Monday's HOT MIC
Adam Gopnik, the New Yorker's critic-at-large, wrote a fascinating essay for the May 15 issue that the editors apparently couldn't wait to post online.
The title, "We Could Have Been Canada," really doesn't convey the essence of what Gopnik is trying to say. The tease is a little more revealing:
Was the American Revolution such a good idea?
He follows that up with what must be a new record for distortion, ignorance, and vile representations of what the Revolution meant, and how Americans have accepted its "myths."
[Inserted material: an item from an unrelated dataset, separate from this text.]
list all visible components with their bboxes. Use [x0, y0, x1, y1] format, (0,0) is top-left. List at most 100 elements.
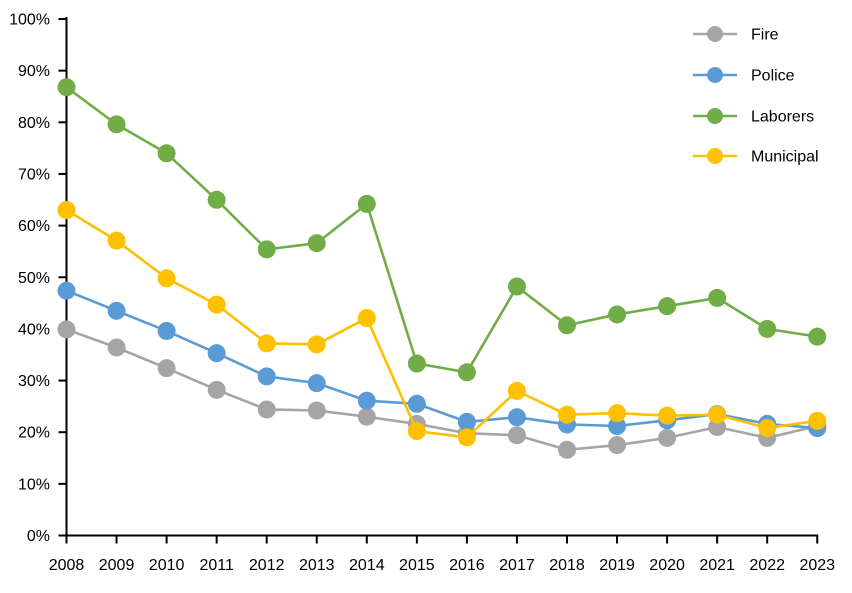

The Revolution remains the last bulwark of national myth. Academics write on the growth of the Founding Father biographical genre in our time; the rule for any new writer should be that if you want a Pulitzer and a best-seller you must find a Founding Father and fetishize him. While no longer reverential, these accounts are always heroic in the core sense of showing us men, and now, occasionally, women, who transcend their flaws with spirit (though these flaws may include little things like holding other human beings as property, dividing their families, and selling off their children). The phenomenon of “Hamilton,” the hip-hop musical that is, contrary to one’s expectations, wholly faithful to a heroic view of American independence, reinforces the sanctity of the American Revolution in American life.
Academic histories of the Revolution, though, have been peeping over the parapets, joining scholarly scruples to contemporary polemic. One new take insists that we misunderstand the Revolution if we make what was an intramural and fratricidal battle of ideas in the English-speaking Empire look like a modern colonial rebellion. Another insists that the Revolution was a piece of great-power politics, fought in unimaginably brutal terms, and no more connected to ideas or principles than any other piece of great-power politics: America was essentially a Third World country that became the battlefield for two First World powers. Stirred into the larger pot of recent revisionism, these arguments leave us with a big question: was it really worth it, and are we better off for its having happened? In plain American, is Donald Trump a bug or a feature of the American heritage?
Gopnik believes that Canada avoided all this nonsense because, well, they're Canadians:
As it happened, my own childhood was neatly divided between what I learned to call “the States” and Canada. In my Philadelphia grade school, we paraded with flags, singing “The Marines’ Hymn” and “Here Comes the Flag!” (“Fathers shall bless it / Children caress it / All shall maintain it / No one shall stain it.”) We were taught that the brave Americans hid behind trees to fight the redcoats—though why this made them brave was left unexplained. In Canada, ninth grade disclosed a history of uneasy compromise duality, and the constant search for temporary nonviolent solutions to intractable divides. The world wars, in which Canadians had played a large part, passed by mostly in solemn sadness. (That the Canadians had marched beyond their beach on D Day with aplomb while the Americans struggled on Omaha was never boasted about.) Patriotic pageantry arose only from actual accomplishments: when Team Canada won its eight-game series against the Russians, in 1972, the entire nation sang “O Canada”—but they sang it as a hockey anthem as much as a nationalist hymn.
Heh. Canada wouldn't be "bragging" about a walkover at Juno Beach. The Canucks suffered 50% casualties in the first hour of the battle -- hardly "marching with aplomb." And why would they brag about the fact that Omaha Beach was far better defended than Juno? How could the manner in which the Germans deployed their forces along the Normandy coast be a reason to brag about anything?
The piece is too long and tries too hard to get people upset to spend any time in response. Just read the whole thing and stand back in awe observing its majestic stupidity in all its glory.